3. The method of generating text data according to claim 2, wherein the step of vector stitching the vector corresponding to the standard text and the specified sentence vector to form a stitched vector includes:

and splicing the first vector, the second vector, the element granularity difference, the element granularity product and the cosine distance among the vectors into the spliced vector.

4. The method of generating text data according to claim 2, wherein the step of determining the expanded text corresponding to the standard text based on the specified number of spliced vectors includes:

in the appointed number of the expanded texts, calculating the correlation degree between every two of the expanded texts respectively;

if yes, combining the two texts with the correlation degree reaching the threshold value into one expanded text.

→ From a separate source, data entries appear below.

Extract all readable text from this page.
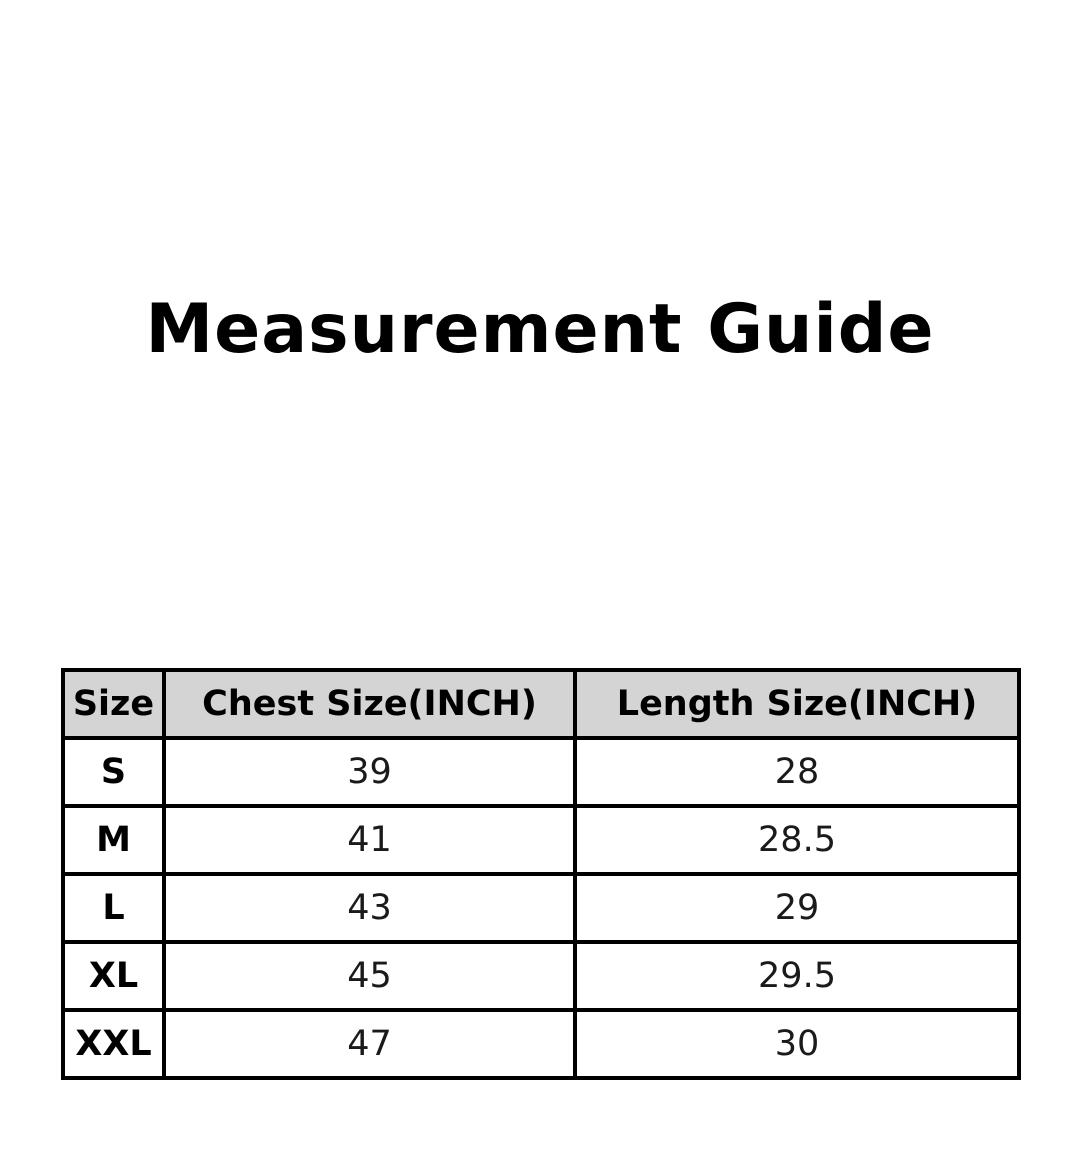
Measurement Guide
Size	Chest Size(INCH)	Length Size(INCH)
S	39	28
M	41	28.5
L	43	29
XL	45	29.5
XXL	47	30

5. The method of generating text data as set forth in claim 4, wherein the step of calculating the correlation between each pair among the specified number of expanded texts, respectively, includes:

in the appointed number of the extended texts, calculating a Levenshtein distance, a Jaro-Winkler distance between every two extended texts, and a first TF-IDF and a first BM25 corresponding to the Levenshtein distance and a second TF-IDF and a second BM25 corresponding to the Jaro-Winkler distance respectively;

6. An apparatus for generating text data for implementing the method of any one of claims 1 to 5, comprising:

a training module for training a twin Bert model composed of the first Bert and the second Bert under the constraint of a loss function, wherein the expression of the loss function is that loss represents a loss function,/->Representing the vector corresponding to the standard training text, < >>Representing vectors corresponding to the extended training text, and label representing annotation data;

the second acquisition module is used for acquiring the expanded text similar to the standard text according to the vector corresponding to the standard text;

7. A computer device comprising a memory and a processor, the memory storing a computer program, characterized in that the processor implements the steps of the method of any one of claims 1 to 5 when the computer program is executed.

8. A computer readable storage medium, on which a computer program is stored, characterized in that the computer program, when being executed by a processor, implements the steps of the method of any of claims 1 to 5.